From Data to Partnership: Logistics Enters the Era of Proactive Risk Management
A survey of more than 200 businesses in northern Vietnam after Typhoon Yagi found that over 69 percent experienced moderate to severe disruptions, yet only a minority had pre-existing contingency plans and risk-monitoring systems. This suggests that logistics risk management in Vietnam remains largely reactive.
To shift toward a proactive approach, logistics companies must make data the foundation of risk decisions. By systematically collecting and analysing data on routes, transit times, failure hotspots, incidents, weather patterns and infrastructure conditions, they can identify risk-prone corridors, adjust schedules and design early-warning thresholds for clients.

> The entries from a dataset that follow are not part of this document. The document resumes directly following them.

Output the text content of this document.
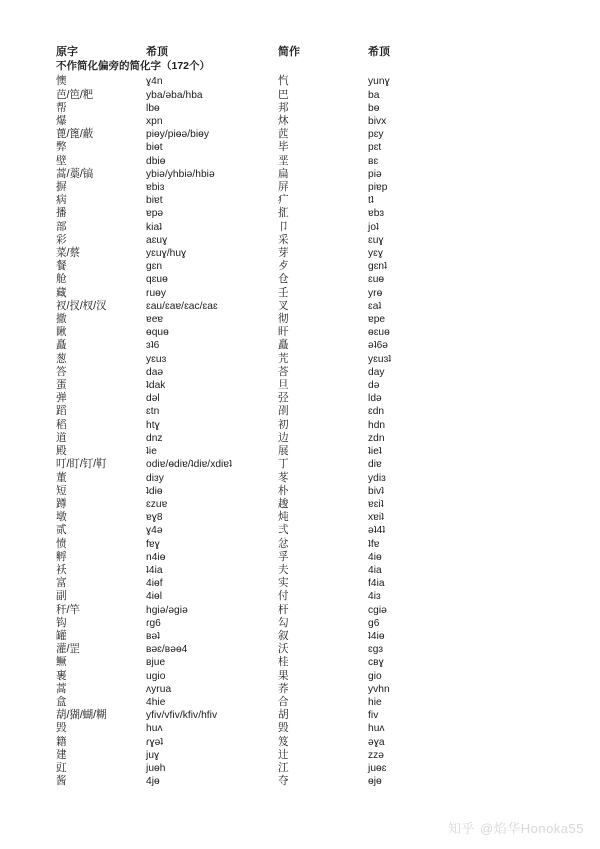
	原字	希顶	简作	希顶
	不作简化偏旁的简化字（172个）			
	懊	ɣ4n	忾	yunɣ
	芭/笆/粑	yba/əba/hba	巴	ba
	帮	lbɵ	邦	bɵ
	爆	xpn	炑	bivx
	蓖/篦/蔽	piɵy/piɵə/biɵy	苉	pɛy
	弊	biɵt	毕	pɛt
	壁	dbiɵ	垩	ʙɛ
	蒿/藁/镐	ybiə/yhbiə/hbiə	扁	piə
	摒	ɐbiɜ	屏	piɐp
	病	biɐt	疒	tʇ
	播	ɐpə	㧟	ɐbɜ
	部	kiaʇ	卩	joʇ
	彩	aɛuɣ	采	ɛuɣ
	菜/蔡	yɛuɣ/huɣ	芽	yɛɣ
	餐	gɛn	歺	gɛnʇ
	舱	qɛuɵ	仓	ɛuɵ
	藏	ruɵy	壬	yrɵ
	衩/扠/杈/汊	ɛau/ɛaɐ/ɛac/ɛaɛ	叉	ɛaʇ
	撤	ɐeɐ	彻	ɐpe
	瞅	ɵquɵ	盰	ɵɛuɵ
	矗	ɜʇ6	矗	əʇ6ə
	葱	yɛuɜ	苀	yɛuɜʇ
	答	daə	荅	day
	蛋	ʇdak	旦	də
	弹	dəl	弪	ldə
	蹈	ɛtn	刟	ɛdn
	稻	htɣ	初	hdn
	道	dnz	边	zdn
	殿	ʇie	展	ʇieʇ
	叮/盯/钉/靪	odiɐ/ɵdiɐ/ʇdiɐ/xdiɐʇ	丁	diɐ
	董	diɜy	苳	ydiɜ
	短	ʇdiɵ	朴	bivʇ
	蹲	ɛzuɐ	䞭	ɐɛiʇ
	墩	ɐɣ8	炖	xɐiʇ
	贰	ɣ4ə	弍	əʇ4ʇ
	愤	fɐɣ	忿	ʇfɐ
	孵	n4iɵ	孚	4iɵ
	袄	ʇ4ia	夫	4ia
	富	4iɵf	实	f4ia
	副	4iɵl	付	4iɜ
	秆/竿	hgiə/əgiə	杆	cgiə
	钩	ɾg6	勾	g6
	罐	ʙəʇ	叙	ʇ4iɵ
	灌/罡	ʙəɛ/ʙəɵ4	沃	ɛgɜ
	鳜	ʙjue	桂	cʙɣ
	裹	ugio	果	gio
	蒿	ʌyrua	荞	yvhn
	盒	4hie	合	hie
	葫/猢/蝴/糊	yfiv/vfiv/kfiv/hfiv	胡	fiv
	毁	huʌ	毁	huʌ
	籍	ɾɣəʇ	笈	əɣa
	建	juɣ	辻	zzə
	豇	juɵh	江	juɵɛ
	酱	4jɵ	夺	ɵjɵ
知乎 @焰华Honoka55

At a strategic level, cargo insurance should be embedded in contract structures and risk-sharing arrangements. Instead of seeing insurers just as policy providers, logistics providers and exporters can treat them as risk advisors - reviewing routes, packaging standards, loading and unloading procedures and warehouse management together. Insurance programmes can then be tailored to commodity types, trade lanes and customer profiles, with premiums reflecting genuine risk reduction rather than generic assumptions.

An effective logistics risk-management programme does not rely on insurance alone. It starts with designing less vulnerable supply chains: diversifying routes and modes, using multiple ports of loading and discharge, standardising packaging and handling, training frontline workers and deploying real-time tracking and weather-alert tools. In that context, cargo insurance becomes the final line of defence rather than the only safety net, and premiums can be optimised as risk levels fall.

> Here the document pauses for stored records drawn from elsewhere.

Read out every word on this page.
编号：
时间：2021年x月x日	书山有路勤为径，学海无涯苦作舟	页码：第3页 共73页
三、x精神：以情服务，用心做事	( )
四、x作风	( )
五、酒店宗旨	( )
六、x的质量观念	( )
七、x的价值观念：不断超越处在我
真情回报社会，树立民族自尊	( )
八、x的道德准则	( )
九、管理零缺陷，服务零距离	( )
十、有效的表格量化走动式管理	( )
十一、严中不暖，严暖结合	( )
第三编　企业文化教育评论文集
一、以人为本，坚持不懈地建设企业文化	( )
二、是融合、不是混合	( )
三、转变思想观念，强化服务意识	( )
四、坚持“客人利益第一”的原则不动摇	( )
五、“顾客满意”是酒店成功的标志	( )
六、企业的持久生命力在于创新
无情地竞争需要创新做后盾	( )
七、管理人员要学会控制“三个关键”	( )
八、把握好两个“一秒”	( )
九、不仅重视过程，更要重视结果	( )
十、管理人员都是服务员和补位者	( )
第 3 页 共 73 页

What Vietnamese Businesses Can Do Now
Exporters should begin by reviewing their entire insurance portfolio: which cargoes are covered and which are not, whether coverage levels match real risk exposures and whether high-risk trade lanes and cargoes are adequately protected. Strengthening internal knowledge of Incoterms and clarifying risk-transfer points in contracts will help avoid dangerous “grey zones” between parties.

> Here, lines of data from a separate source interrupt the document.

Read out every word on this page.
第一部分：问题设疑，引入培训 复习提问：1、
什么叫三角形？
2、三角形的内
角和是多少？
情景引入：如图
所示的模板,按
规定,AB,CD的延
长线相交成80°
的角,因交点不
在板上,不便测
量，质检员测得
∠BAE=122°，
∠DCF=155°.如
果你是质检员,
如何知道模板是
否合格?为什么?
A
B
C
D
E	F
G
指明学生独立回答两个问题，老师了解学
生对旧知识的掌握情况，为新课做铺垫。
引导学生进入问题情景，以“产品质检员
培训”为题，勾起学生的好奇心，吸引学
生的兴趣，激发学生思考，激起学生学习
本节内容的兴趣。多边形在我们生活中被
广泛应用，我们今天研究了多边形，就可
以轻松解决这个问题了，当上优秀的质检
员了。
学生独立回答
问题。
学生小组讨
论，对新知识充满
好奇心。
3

Logistics companies, for their part, should establish dedicated risk-management functions or focal points to work with insurers, carriers and shippers. Investing in IT systems for route and fleet monitoring, telematics, weather alerts and incident reporting - as well as comprehensive safety and incident-response training - will pay off in fewer losses, faster recovery and stronger negotiating positions with both clients and insurers.
In an era of mounting uncertainty, risk management and cargo insurance have become core pillars of supply-chain strategy, not peripheral line items. Companies that use data to see risks clearly, design less fragile logistics networks and build genuine partnerships with insurers will stand out when disruptions hit. Those that continue to treat insurance as a cost to be minimised may find that the true price of under-protection is measured not only in damaged goods, but in lost customers, weakened reputations and broken cash flows.